Guillaume: that’s quite a mouthful of a name for Kiwis (!), so the team have come to calling him Gus. Gus/Guillaume is a Frenchman from Alsace, at Forrest just for the vintage. His family are restaurateurs, but over the last seven years, he’s been part studying/ part working, culminating in a two years Masters degree in oenology in France. He has worked within France, in New York State and now New Zealand. Why Forrest Estate for him? He wanted to make wine in a coolish climate, preferably Marlborough, in a smaller cellar, so he could directly to the winemaker and has a bit of a thing for Riesling. A perfect fit then.


Julia: Julia is at Forrest just for the vintage and has just completed her two-year diploma. She is from Indonesia, came to New Zealand for a holiday but would love to stay, so decided to learn how to become a winemaker. You will find her often taking samples, then testing them in the lab.


Johnny-one-shoe: Johnny has been with Forrest since October. Blenheim born and a bit of a boy racer (!), he is mostly found in the vineyards. However, this harvest he’s been brought in to help with vintage and is loving it.


Scott or Skiddy: Skiddy (I haven’t asked!) has been a loyal employee at Forrest for a decade now, working mostly in the vineyard side, with maintenance of machinery. He has also been key in driving the harvesting machine. Firstly the old, less sophisticated one and now the super-duper monster machine, new this year. Having ridden up top with him on this huge giant machine, I am full of admiration. He said first week it was a bit nerve-racking – for him and for John.

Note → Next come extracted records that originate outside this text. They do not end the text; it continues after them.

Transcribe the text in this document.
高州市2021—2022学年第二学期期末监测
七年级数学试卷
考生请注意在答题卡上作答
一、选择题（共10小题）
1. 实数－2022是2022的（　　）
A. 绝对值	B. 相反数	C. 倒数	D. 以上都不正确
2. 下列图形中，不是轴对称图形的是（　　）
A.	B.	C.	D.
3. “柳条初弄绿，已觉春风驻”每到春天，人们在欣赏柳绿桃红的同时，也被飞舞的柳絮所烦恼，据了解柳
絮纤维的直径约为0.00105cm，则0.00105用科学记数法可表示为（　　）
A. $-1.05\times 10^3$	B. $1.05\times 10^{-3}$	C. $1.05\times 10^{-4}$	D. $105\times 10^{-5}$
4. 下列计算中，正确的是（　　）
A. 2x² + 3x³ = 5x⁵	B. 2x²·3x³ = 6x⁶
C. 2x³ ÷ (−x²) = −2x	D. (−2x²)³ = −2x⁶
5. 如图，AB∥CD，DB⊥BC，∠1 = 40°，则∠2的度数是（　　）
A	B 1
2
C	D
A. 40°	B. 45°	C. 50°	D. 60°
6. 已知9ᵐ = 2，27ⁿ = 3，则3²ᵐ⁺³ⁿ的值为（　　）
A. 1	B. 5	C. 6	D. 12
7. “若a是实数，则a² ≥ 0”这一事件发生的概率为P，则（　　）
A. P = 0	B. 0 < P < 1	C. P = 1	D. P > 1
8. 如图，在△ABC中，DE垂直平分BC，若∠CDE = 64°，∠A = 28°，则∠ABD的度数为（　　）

Tim: Tim is vineyard manager and brother, too, of Skiddy. He’s on sick leave right now having had a double hip operation, but will hopefully back to full steam ahead shortly. He works closely with John on sustainability in the vineyard, trialling new grape varieties and organic methods.

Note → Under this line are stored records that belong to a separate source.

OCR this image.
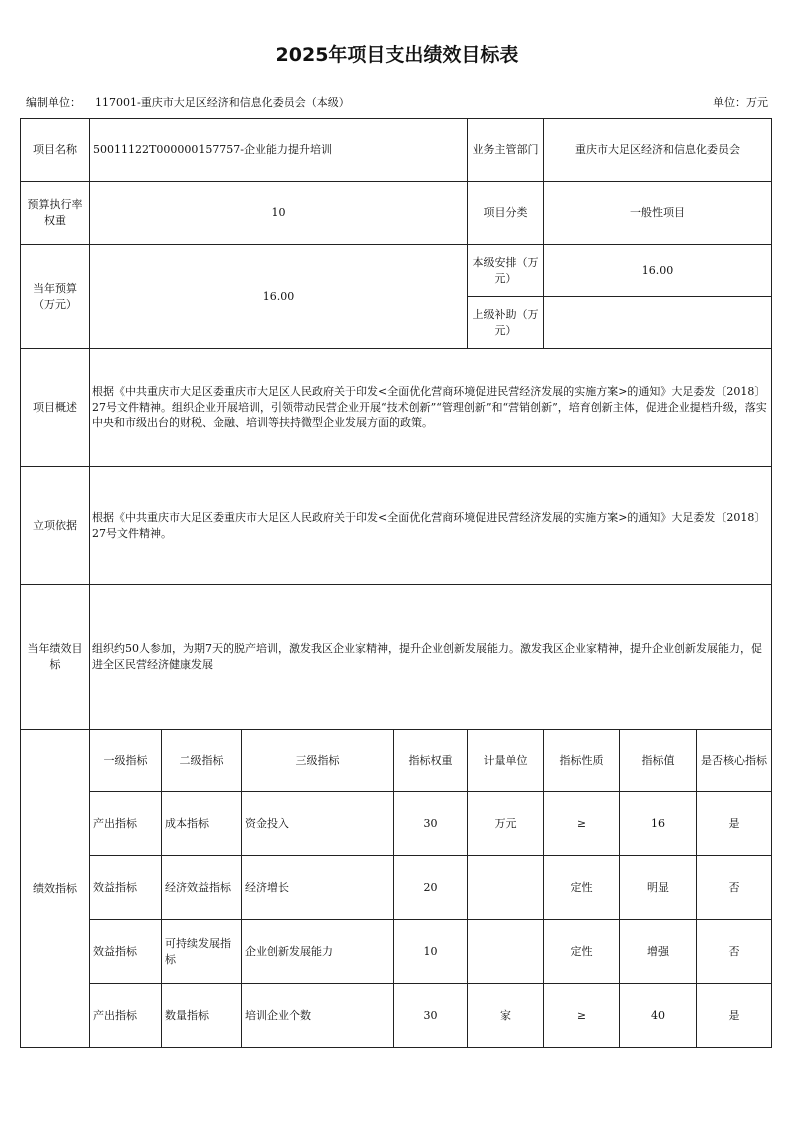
2025年项目支出绩效目标表
编制单位： 117001-重庆市大足区经济和信息化委员会（本级）	单位：万元
项目名称	50011122T000000157757-企业能力提升培训				业务主管部门	重庆市大足区经济和信息化委员会		
预算执行率权重	10				项目分类	一般性项目		
当年预算（万元）	16.00				本级安排（万元）	16.00		
					上级补助（万元）			
项目概述	根据《中共重庆市大足区委重庆市大足区人民政府关于印发<全面优化营商环境促进民营经济发展的实施方案>的通知》大足委发〔2018〕27号文件精神。组织企业开展培训，引领带动民营企业开展“技术创新”“管理创新”和“营销创新”，培育创新主体，促进企业提档升级，落实中央和市级出台的财税、金融、培训等扶持微型企业发展方面的政策。							
立项依据	根据《中共重庆市大足区委重庆市大足区人民政府关于印发<全面优化营商环境促进民营经济发展的实施方案>的通知》大足委发〔2018〕27号文件精神。							
当年绩效目标	组织约50人参加，为期7天的脱产培训，激发我区企业家精神，提升企业创新发展能力。激发我区企业家精神，提升企业创新发展能力，促进全区民营经济健康发展							
绩效指标	一级指标	二级指标	三级指标	指标权重	计量单位	指标性质	指标值	是否核心指标
	产出指标	成本指标	资金投入	30	万元	≥	16	是
	效益指标	经济效益指标	经济增长	20		定性	明显	否
	效益指标	可持续发展指标	企业创新发展能力	10		定性	增强	否
	产出指标	数量指标	培训企业个数	30	家	≥	40	是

Trevor: The bird-scarer, handy with his noisy gun as he whizzes around the vines on a quad bike.

Scotty: Scotty is the man in the big truck, ready to receive all the grapes collected by Skiddy in the harvester. Dependable to the last, turning up to pick up those grapes, even with flu!

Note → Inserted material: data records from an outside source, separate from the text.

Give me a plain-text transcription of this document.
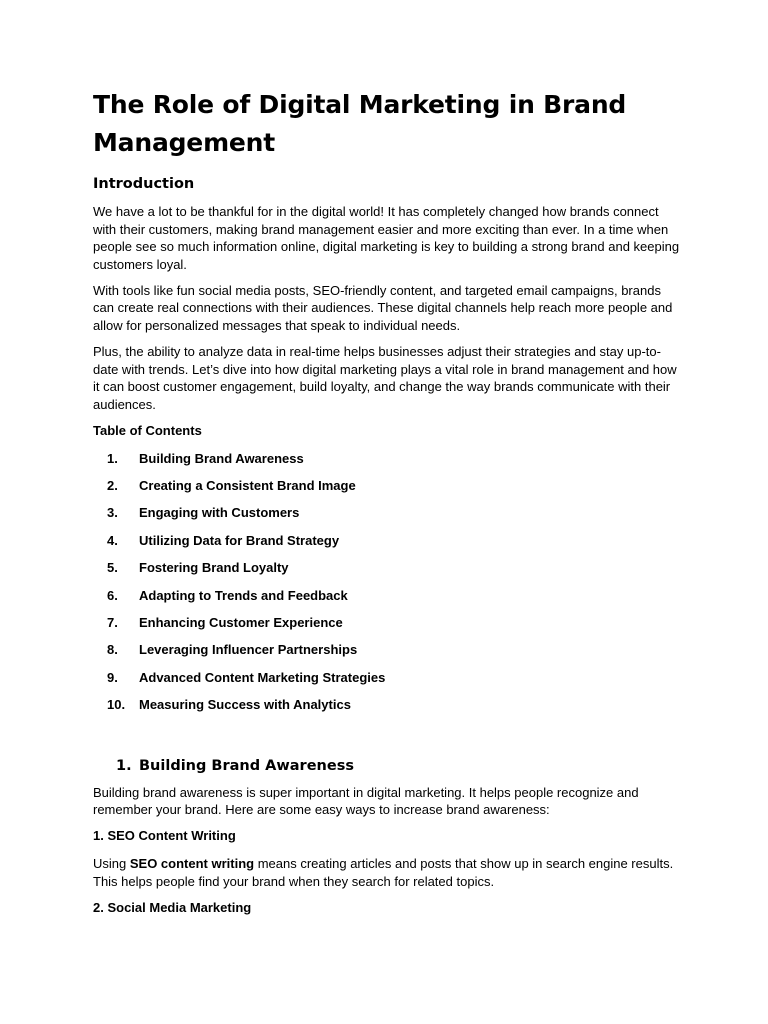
The Role of Digital Marketing in Brand Management
Introduction

We have a lot to be thankful for in the digital world! It has completely changed how brands connect with their customers, making brand management easier and more exciting than ever. In a time when people see so much information online, digital marketing is key to building a strong brand and keeping customers loyal.

With tools like fun social media posts, SEO-friendly content, and targeted email campaigns, brands can create real connections with their audiences. These digital channels help reach more people and allow for personalized messages that speak to individual needs.

Plus, the ability to analyze data in real-time helps businesses adjust their strategies and stay up-to-date with trends. Let’s dive into how digital marketing plays a vital role in brand management and how it can boost customer engagement, build loyalty, and change the way brands communicate with their audiences.

Table of Contents

1.	Building Brand Awareness
2.	Creating a Consistent Brand Image
3.	Engaging with Customers
4.	Utilizing Data for Brand Strategy
5.	Fostering Brand Loyalty
6.	Adapting to Trends and Feedback
7.	Enhancing Customer Experience
8.	Leveraging Influencer Partnerships
9.	Advanced Content Marketing Strategies
10.	Measuring Success with Analytics
1. Building Brand Awareness

Building brand awareness is super important in digital marketing. It helps people recognize and remember your brand. Here are some easy ways to increase brand awareness:

1. SEO Content Writing

Using SEO content writing means creating articles and posts that show up in search engine results. This helps people find your brand when they search for related topics.

2. Social Media Marketing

Frankie: Frankie is the dog and Number One in the family. Nothing is too good for the lovely Frankie ... we are all willing to donate the best pieces of breakfast, lunch, dinner to please the pleading doe-eyed look of Frankie. Frankie is technically Beth’s. She arrived as a puppy, but a little later Beth had a 10-month stint in Spain, so John and Brigid ‘babysat’. Since then they have had ‘joint custody’.


Merlot: Merlot is Frankie’s best friend. A nippy hunter of a cat who snuggles up with Frankie whenever she’s given the opportunity and is very good at catching mice and lizards.

 Equally importantly, in front of house and behind the scenes, Forrest Wines has:

 Dan - the General Manager, Carlos from Chile who is key to IT and web design, Sam Forrest who is project and communications manager, Trevor who is National Sales Manager so is often on the road, Amanda and Mel who keep up all the office logistics and accounting. Then at the Cellardoor, you’ll be greeted either by Katrina, Nicky or Rebekah – visitors from cruise ships, bus tours, cyclists, vintage cellar hands, wine buffs and interested public are all greeted with a smile, great wines and as much information as you want to know.